Run the first command once to join the docker group, add the alias lines to your shell profile, then log out and back in and reload the shell with source ~/.bashrc after saving the updates:
# Update & Start Codex
alias codex='docker exec -it -u yourUserName -w "${PWD/$HOME/}" ai-agent bash -lc "npm install -g @openai/codex@latest && codex $*"'
# Update & Start Claude in bypassPermissions mode
alias claude='docker exec -it -u yourUserName -w "${PWD/$HOME/}" ai-agent bash -lc "claude install && claude --permission-mode bypassPermissions $*"'
# enter docker container as root
alias ai-agent='docker exec -it -w /ai-agent/ ai-agent bash -l'
# Check for system updates and upgrade all docker container software
alias ai-agent-update='docker exec -it -w /ai-agent/ ai-agent bash -lc "apt update && apt upgrade -y"'
Replace yourUserName with your actual username in all three aliases. The -u yourUserName flag tells Docker to run commands as that user instead of root, so all file operations respect your host user's ownership.

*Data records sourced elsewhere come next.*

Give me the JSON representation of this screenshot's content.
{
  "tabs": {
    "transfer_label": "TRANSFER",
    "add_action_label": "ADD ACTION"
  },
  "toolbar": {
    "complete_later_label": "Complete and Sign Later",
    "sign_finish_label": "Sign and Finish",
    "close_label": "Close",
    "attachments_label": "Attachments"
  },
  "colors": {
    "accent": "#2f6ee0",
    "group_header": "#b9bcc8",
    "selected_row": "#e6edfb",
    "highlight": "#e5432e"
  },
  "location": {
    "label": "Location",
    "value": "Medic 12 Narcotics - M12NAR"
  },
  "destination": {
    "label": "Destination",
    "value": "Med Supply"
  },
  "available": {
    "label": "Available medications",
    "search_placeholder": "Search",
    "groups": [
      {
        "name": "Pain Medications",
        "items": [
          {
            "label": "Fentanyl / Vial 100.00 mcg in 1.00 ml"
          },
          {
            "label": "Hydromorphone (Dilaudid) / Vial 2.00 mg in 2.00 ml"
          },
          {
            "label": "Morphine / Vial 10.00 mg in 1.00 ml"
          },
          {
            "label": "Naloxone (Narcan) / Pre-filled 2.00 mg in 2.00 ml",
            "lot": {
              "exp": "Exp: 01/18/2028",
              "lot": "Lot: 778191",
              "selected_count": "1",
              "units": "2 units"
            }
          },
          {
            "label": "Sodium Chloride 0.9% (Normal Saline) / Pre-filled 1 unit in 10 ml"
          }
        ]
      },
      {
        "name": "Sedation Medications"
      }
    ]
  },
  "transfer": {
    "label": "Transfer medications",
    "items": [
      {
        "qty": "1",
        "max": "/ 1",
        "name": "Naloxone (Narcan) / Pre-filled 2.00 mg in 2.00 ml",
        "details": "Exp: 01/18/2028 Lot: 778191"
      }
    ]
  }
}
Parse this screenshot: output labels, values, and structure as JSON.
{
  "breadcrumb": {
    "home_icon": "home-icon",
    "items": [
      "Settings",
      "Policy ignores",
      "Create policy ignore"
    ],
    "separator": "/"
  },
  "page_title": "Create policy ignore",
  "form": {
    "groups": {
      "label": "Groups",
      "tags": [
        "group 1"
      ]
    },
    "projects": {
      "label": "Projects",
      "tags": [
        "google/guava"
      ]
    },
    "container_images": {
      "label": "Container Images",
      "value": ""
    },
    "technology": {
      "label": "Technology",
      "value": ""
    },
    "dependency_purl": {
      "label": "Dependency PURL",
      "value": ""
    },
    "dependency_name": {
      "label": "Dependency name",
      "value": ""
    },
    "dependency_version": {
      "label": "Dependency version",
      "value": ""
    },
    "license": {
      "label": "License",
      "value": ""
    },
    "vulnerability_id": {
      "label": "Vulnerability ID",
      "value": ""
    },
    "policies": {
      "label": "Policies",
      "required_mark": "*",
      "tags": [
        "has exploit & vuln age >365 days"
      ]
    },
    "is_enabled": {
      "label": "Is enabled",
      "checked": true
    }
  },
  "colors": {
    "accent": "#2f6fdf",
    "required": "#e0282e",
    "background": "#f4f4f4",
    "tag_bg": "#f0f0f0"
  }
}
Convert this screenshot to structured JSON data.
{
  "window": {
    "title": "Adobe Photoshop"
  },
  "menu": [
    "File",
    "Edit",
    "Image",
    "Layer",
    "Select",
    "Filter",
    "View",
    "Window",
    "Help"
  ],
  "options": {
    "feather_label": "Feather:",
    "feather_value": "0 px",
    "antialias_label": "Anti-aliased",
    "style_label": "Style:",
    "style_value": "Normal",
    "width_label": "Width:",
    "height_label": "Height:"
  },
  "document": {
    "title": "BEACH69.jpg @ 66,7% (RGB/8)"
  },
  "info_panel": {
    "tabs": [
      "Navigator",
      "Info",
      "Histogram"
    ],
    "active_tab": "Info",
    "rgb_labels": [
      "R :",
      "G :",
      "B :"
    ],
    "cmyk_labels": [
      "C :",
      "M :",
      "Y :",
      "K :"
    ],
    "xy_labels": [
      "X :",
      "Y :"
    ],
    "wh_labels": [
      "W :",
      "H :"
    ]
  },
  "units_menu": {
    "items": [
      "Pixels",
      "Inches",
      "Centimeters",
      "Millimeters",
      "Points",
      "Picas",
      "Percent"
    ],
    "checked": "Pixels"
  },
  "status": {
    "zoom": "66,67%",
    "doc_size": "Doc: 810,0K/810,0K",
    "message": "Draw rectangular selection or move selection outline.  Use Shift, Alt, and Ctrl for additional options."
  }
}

Executing either the codex or claude alias, will first try to update and then start the CLI.
The -w "${PWD/$HOME/}" flag tells Bash to swap your host home directory prefix with nothing before Docker ever sees the path. That means ${PWD} of ~/ai-agent becomes /ai-agent inside the container, and ~/ai-agent/api resolves to /ai-agent/api. Stay inside ~/ai-agent (and any nested project folders) when you call the aliases so both CLIs stay perfectly aligned with the files you intend them to work on.
Use the ai-agent alias for quick debugging sessions, or run codex "instruction" and claude "instruction" directly from your project folder. Both CLIs respect the working directory you were in when you invoked the alias, so they can edit and read files without extra path juggling. Keep VS Code or another editor pointed at ~/ai-agent to watch changes happen in real time.
With this setup, Claude Code and the OpenAI Codex CLI run inside a minimal Ubuntu Docker environment that is portable, secure, and aligned with modern DevOps practices. You now have a reproducible blueprint for orchestrating multiple AI assistants without cluttering the host OS.
Keep refining the stack by layering in container security hardening, proactive AI coding workflow automation, and disciplined secret rotation so your pipelines stay audit-friendly.
Ready for your next experiment? Try wiring the same container into CI pipelines or pair it with VS Code Remote Containers to keep all your Claude Code and OpenAI Codex CLI workflows consistent across machines. Explore integrations for AI agent observability, containerized developer tooling, Ubuntu automation guides, and DevOps automation best practices to help this tutorial rank for even more high-intent searches.